- Ça va aller ?
La pluie crépitait autour des deux hommes. Elle fut si intense qu'à la distance où ils se trouvaient, ils ne pouvaient qu'être deux. Ces rideaux humides s'étendaient infinis et lourds et redoublaient d'intensité sur toute la mégalopole divine. Depuis des mois le déluge vertical enfonçait les habitations dans le sol épuré et plombait chaque être d'une lancinante morosité. Des plaintes qui s'élevaient vers les cieux, vers le Conseil dans sa structure céleste, convainquirent à la dissipation de la tempête. Après ça, les Anciens s'exercèrent à faire disparaître l'orage mais les éclaircies obtenues de leur dur labeur se firent de ce pas dévorer par le monstre cumulus qui marquait la voûte céleste de limites qu'elle n'avait jamais connues. Ces échecs empoignaient les habitants par l'âme et les faisaient bouillir dans toute la rage citoyenne et stéréotypée qu'ils pouvaient signaler.
Outre le personnage qui souffrait de tout ça sous ses yeux, Tudan détestait aussi bien cette situation désespérée.
- Ça va aller... ?
L'interrogation resta encore sans réponse. Il observait, attristé, le spectacle de malheur et se rembrunit aux idées bénévoles qui lui survenaient. L'homme était svelte, recroquevillé contre le mur froid et blanc, aussi blanc que sa peau. Il enfonçait ses pieds nus dans une flaque immense et son visage se cachait, mais semblait mort de ce qu'il en dévoilait.
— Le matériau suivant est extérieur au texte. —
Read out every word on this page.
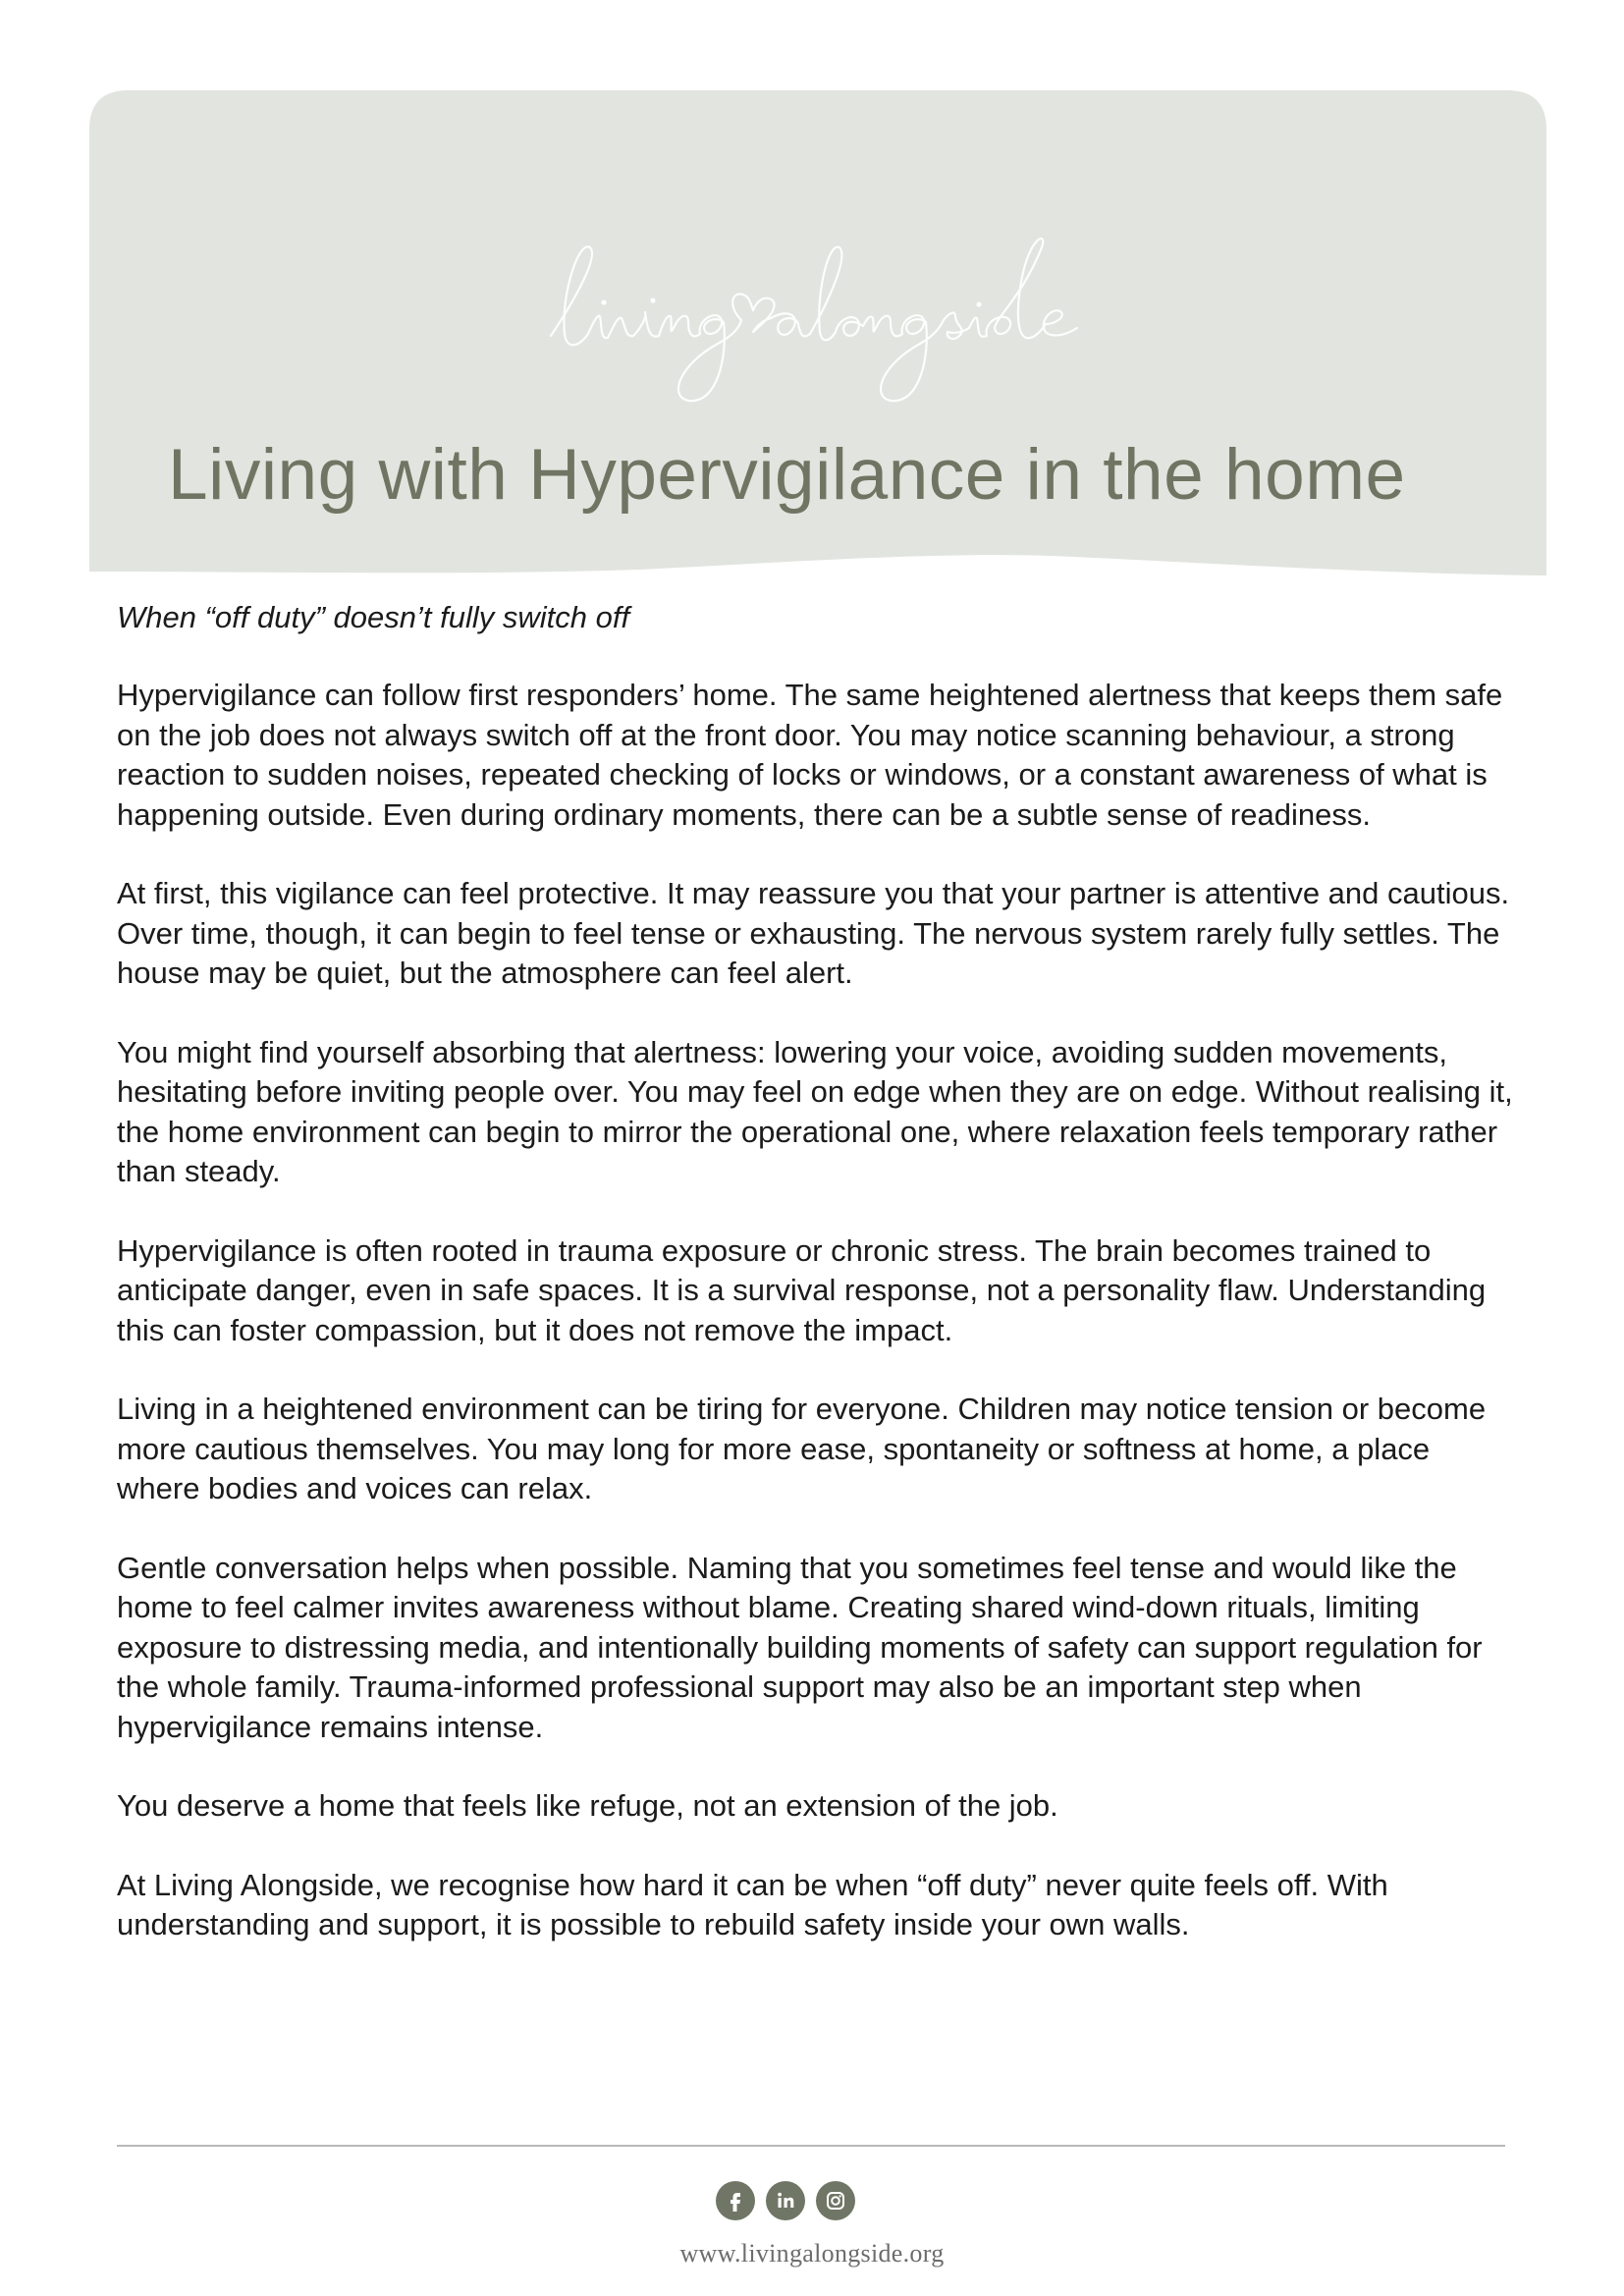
Living with Hypervigilance in the home

When “off duty” doesn’t fully switch off

Hypervigilance can follow first responders’ home. The same heightened alertness that keeps them safe on the job does not always switch off at the front door. You may notice scanning behaviour, a strong reaction to sudden noises, repeated checking of locks or windows, or a constant awareness of what is happening outside. Even during ordinary moments, there can be a subtle sense of readiness.

At first, this vigilance can feel protective. It may reassure you that your partner is attentive and cautious. Over time, though, it can begin to feel tense or exhausting. The nervous system rarely fully settles. The house may be quiet, but the atmosphere can feel alert.

You might find yourself absorbing that alertness: lowering your voice, avoiding sudden movements, hesitating before inviting people over. You may feel on edge when they are on edge. Without realising it, the home environment can begin to mirror the operational one, where relaxation feels temporary rather than steady.

Hypervigilance is often rooted in trauma exposure or chronic stress. The brain becomes trained to anticipate danger, even in safe spaces. It is a survival response, not a personality flaw. Understanding this can foster compassion, but it does not remove the impact.

Living in a heightened environment can be tiring for everyone. Children may notice tension or become more cautious themselves. You may long for more ease, spontaneity or softness at home, a place where bodies and voices can relax.

Gentle conversation helps when possible. Naming that you sometimes feel tense and would like the home to feel calmer invites awareness without blame. Creating shared wind-down rituals, limiting exposure to distressing media, and intentionally building moments of safety can support regulation for the whole family. Trauma-informed professional support may also be an important step when hypervigilance remains intense.

You deserve a home that feels like refuge, not an extension of the job.

At Living Alongside, we recognise how hard it can be when “off duty” never quite feels off. With understanding and support, it is possible to rebuild safety inside your own walls.

www.livingalongside.org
Tudan retira ses souliers et trempa ses pieds nus dans la même flaque. Il s'accroupit et capta un regard qui lui sembla très vaporeux. Ce qui apparaissait comme un homme détenait des cheveux si longs qu'ils lui couvraient partiellement le corps, et l'on aurait pu dire que sa tête était rejetée inconfortablement, comme bannie du reste de son organisme.
Mais dans l'immobilité du personnage ses mains se mouvaient. Il y avait là une petite poupée de bois aux couleurs éteintes barbouillées par la pluie qui accaparait ses mains et ses jointures pâles. Et elles se mouvaient autour d'elle avec des sentiments puissants qui donnaient leur frénésie.
- Rosa... annonça l'ombre grise dans un murmure rauque. Ma Rosa...
L'ondée redoublait d'intensité et Tudan attrapa l'homme d'un bras, et le traîna plus loin. Après quelques pas, ils disparurent tout deux.
Ces bâtiments étaient encore monnaie courante à cette époque, de sorte que si l'on devait relever la tête depuis un endroit sur la terre ferme, des merveilles de toutes sortes se pâmaient dans le ciel et offraient leurs dessous les plus affriolants. Ce mécanisme existait dans un but purement esthétique. Ces habitations artistiques s'étendaient parfois aussi grandes que des baleines ou aussi petites que des souris. La transformation se produisait par ces splendeurs : sculptures, verreries, mosaïques couvraient les dessous terreux des îles flottantes. Elles n'étaient que des propriétés privées aux dieux les plus aisés, et le monde grouillait à des centaines de mètres plus bas.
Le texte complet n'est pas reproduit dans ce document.